Le massif du Chablais reposent à cheval sur le domaine helvétique au sud et le bassin d'avant-pays nord-alpin ou bassin molassique suisse au nord par l'intermédiaire de plans de chevauchement[6]. Le domaine helvétique est représenté par la nappe de Morcles qui forme les reliefs du massif du Faucigny (Tête de Bostan, 2 400 m) ainsi que son prolongement oriental (dents Blanches, 2 756 m et dents du Midi, 3 257 m)[7]. Elle est constituée d'une succession mésozoïque à dominante calcaire, correspondant à l'évolution d'une marge passive en plateforme carbonatée, et coiffée par une série orogénique à dominante siliciclastique du Paléogène. Le plan de chevauchement se situe généralement au sein des séries oligocènes (marnes à foraminifères et grès du Val d'Illiez, auxquels se rajoutent des mélanges) et constituent ce que certains géologues appellent la zone des cols entre Samoëns et Monthey[8],[9],[10]. Le bassin molassique suisse est représenté par la molasse charriée, un ensemble d'écailles tectoniques de molasse. De par leur nature tectonique, ces unités génèrent des reliefs de faibles altitude et de morphologies douces comme la colline de Ballaison[11] ou le mont Pèlerin[12].

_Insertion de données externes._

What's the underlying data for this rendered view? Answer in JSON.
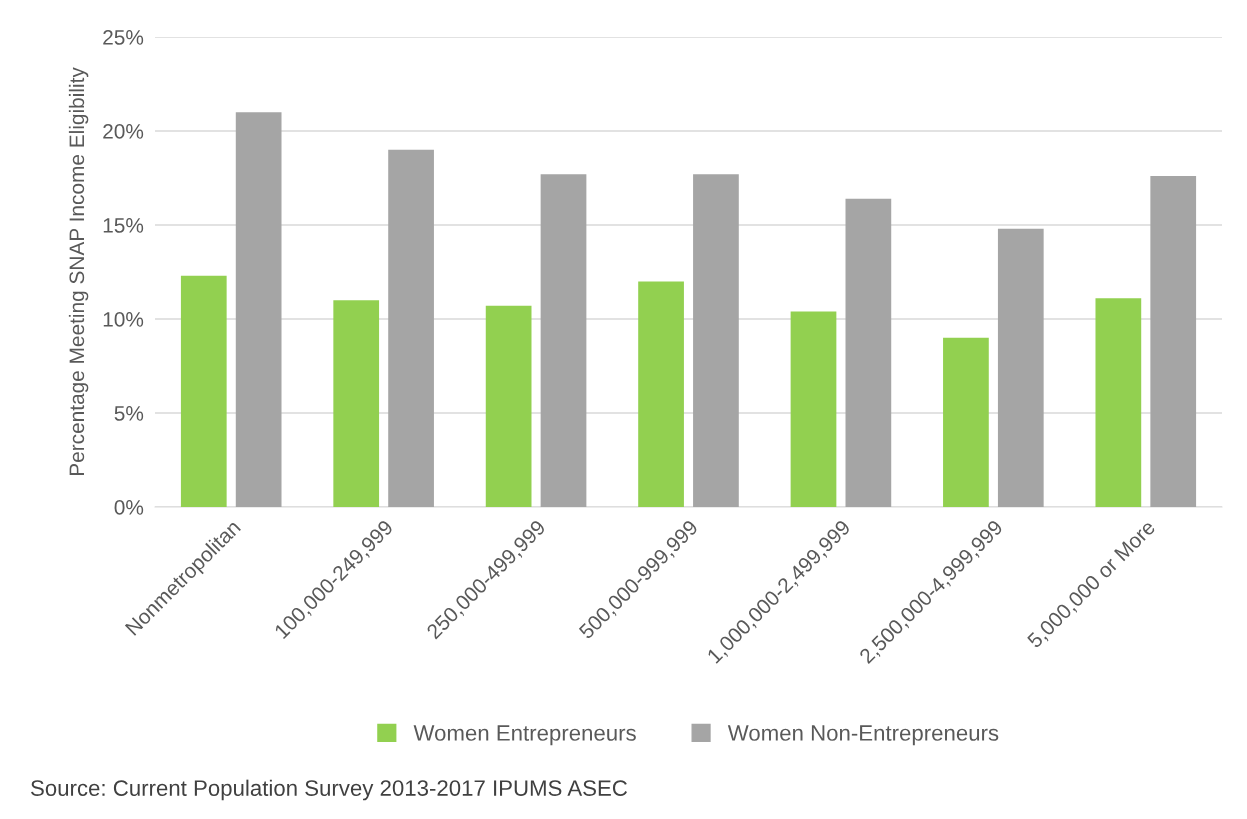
{
  "chart_data": {
    "type": "bar",
    "ylabel": "Percentage Meeting SNAP Income Eligibility",
    "categories": [
      "Nonmetropolitan",
      "100,000-249,999",
      "250,000-499,999",
      "500,000-999,999",
      "1,000,000-2,499,999",
      "2,500,000-4,999,999",
      "5,000,000 or More"
    ],
    "series": [
      {
        "name": "Women Entrepreneurs",
        "color": "#92d050",
        "values": [
          12.3,
          11.0,
          10.7,
          12.0,
          10.4,
          9.0,
          11.1
        ]
      },
      {
        "name": "Women Non-Entrepreneurs",
        "color": "#a5a5a5",
        "values": [
          21.0,
          19.0,
          17.7,
          17.7,
          16.4,
          14.8,
          17.6
        ]
      }
    ],
    "ylim": [
      0,
      25
    ],
    "yticks": [
      {
        "value": 0,
        "label": "0%"
      },
      {
        "value": 5,
        "label": "5%"
      },
      {
        "value": 10,
        "label": "10%"
      },
      {
        "value": 15,
        "label": "15%"
      },
      {
        "value": 20,
        "label": "20%"
      },
      {
        "value": 25,
        "label": "25%"
      }
    ],
    "grid": "y",
    "legend": "bottom",
    "annotations": [
      "Source: Current Population Survey 2013-2017 IPUMS ASEC"
    ]
  }
}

Le caractère pennique des terrains le constituant est l'un des principaux traits caractéristiques du massif du Chablais par rapport aux reliefs adjacents (Jura, massifs subalpins). Le massif du Chablais apparait ainsi comme un corps exotique au milieu d’unités (par-)autochones. Ces dernières sont toutes constituées de couvertures sédimentaires des domaines helvétique (massifs des Bornes et du Giffre) ou du Jura (Salève) et ont été charriés sur des distances relativement faibles (moins de 100 km)[13] puisqu'ils demeurent sur leurs socles respectifs ou du moins équivalents. Pour comparaison, le charriage des unités penniques correspond à un déplacement de plusieurs centaines de kilomètres et leurs socles se situent actuellement en arrière des massifs cristallins externes et forment à proprement parler les Alpes. Cette distinction dans l'origine des couvertures sédimentaires et l'importance du charriage permet de distinguer d'un point de vue géologique, les Préalpes (massif du Chablais et Préalpes suisses), constitués d'unités internes (Pennique), des massifs subalpins (massifs des Bornes et du Giffre) représentant des unités externes (Jura, Helvétique).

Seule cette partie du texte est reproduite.